Заметить его с тропинки было непросто. Он уснул на земле, не заметив стоящего шагах в двадцати сарая, и теперь ему казалось глупым спать на сырой земле: сквозь широкие щели в сосновых досках, из которых были сколочены стены, виднелся пол, усыпанный сухой соломой, и почти целая, не протекающая крыша. Жаль, но спать уже не хотелось; не двигаясь, он разглядывал сарай, и его даже не удивило, когда он увидел затормозившую на тропинке велосипедистку, словно в растерянности глядевшую на полускрытое деревьями сооружение. Жанет еще не успела его заметить, а он уже знал все, все о себе и о ней, и это все слилось в одно головокружительное бессловесное чувство, - в глубине его притаилось свернувшееся, как зародыш, будущее. Она медленно повернула голову, одной ногой стоя на земле, велосипед наклонен, и встретилась с ним взглядом. Оба моргнули одновременно.
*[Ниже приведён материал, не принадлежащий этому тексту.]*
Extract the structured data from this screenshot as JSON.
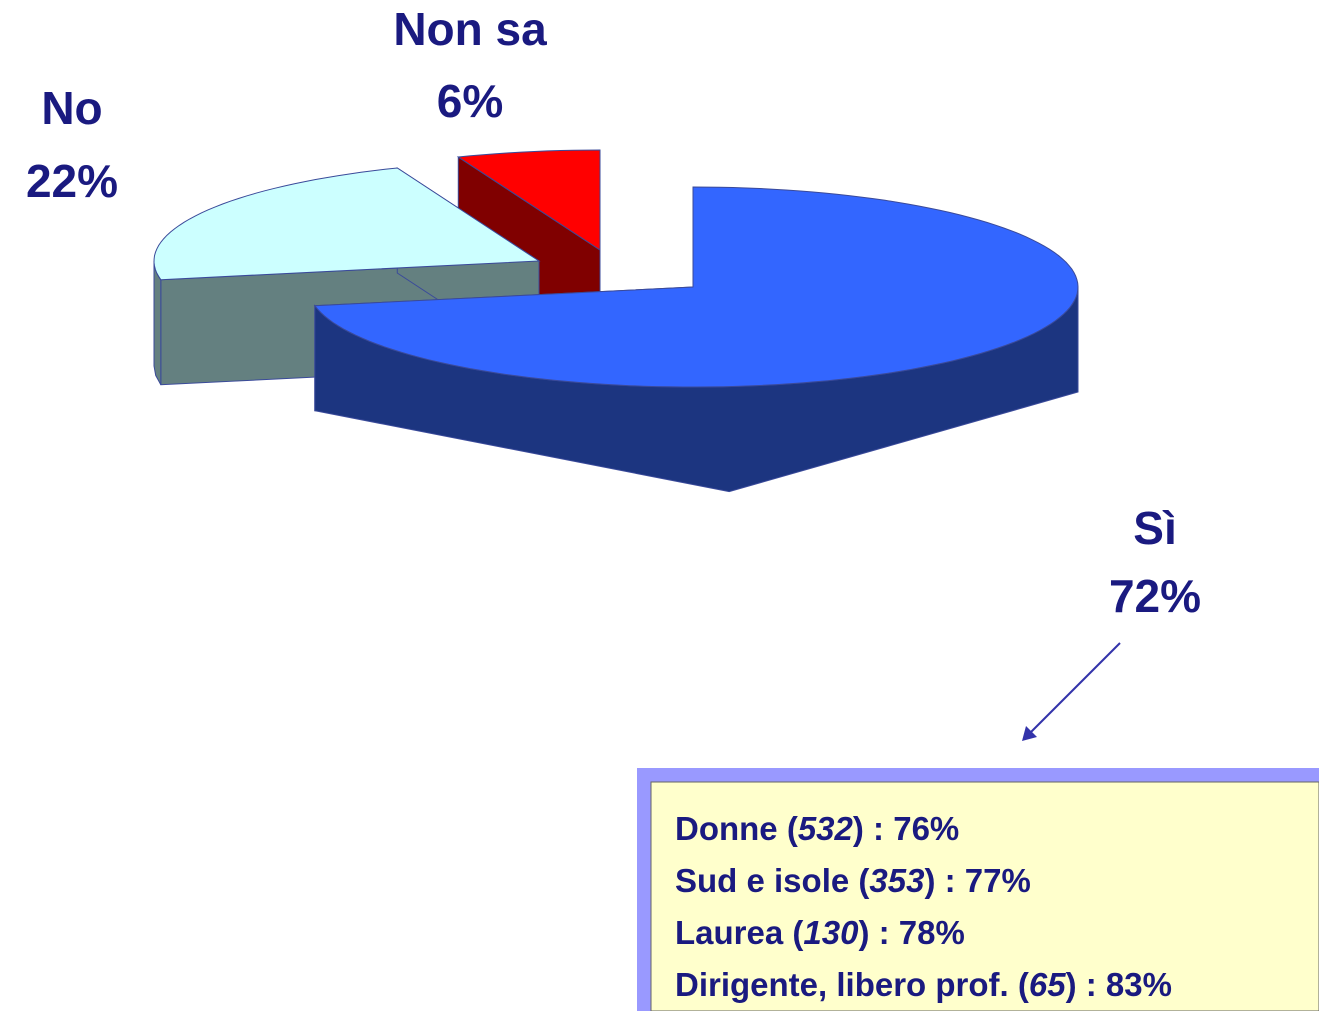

Единственное, что можно сделать в подобных случаях, не частых, но возможных, это сказать bonjour и спокойно проехать дальше. Жанет сказала bonjour и подтолкнула велосипед, чтобы развернуть его; нога ее уже оттолкнулась от земли, готовая нажать на педаль, когда Робер шагнул наперерез и схватил руль рукой с черной каемкой под ногтями. Все смешалось в каком–то отчетливом бреду: и опрокинувшийся велосипед, и первый протестующий, полный ужаса крик, беспомощно бьющиеся в воздухе ноги, руки, обхватившие ее плотным кольцом, мелькающие щербатые доски стен, животный и одновременно юный запах потной кожи, темная трехдневная щетина, ожог поцелуя на шее.
Он совсем не хотел сделать ей плохо, он вообще никогда никому не делал плохо, чтобы получить то немногое, что давали ему в колонии, и так было всегда, все двадцать пять лет, когда он медленно, по буквам, писал свое имя - Робер, а потом еще медленнее - фамилию, и все было быстро, как то движение, которым он хватал оставленную без присмотра бутылку молока или сохнувшие на траве возле дома брюки, - все могло быть одновременно медленно и моментально, и вслед за решимостью пришло желание, чтобы все это тянулось как можно дольше, чтобы эта девчонка не дралась так глупо, ведь он совсем не хочет сделать ей плохо, чтобы она поняла, что ей все равно никуда не деться, и никто ей не поможет, и лучше уж ей вести себя тихо, тихо и спокойно, как он, прижавший ее к соломе и шептавший ей на ухо, чтобы замолчала, не была дурой, пусть подождет, пока он разберется со всеми этими пуговицами и крючками, но она билась, как припадочная, и все кричала что–то на непонятном языке, кричала и кричала - а ведь могут услышать.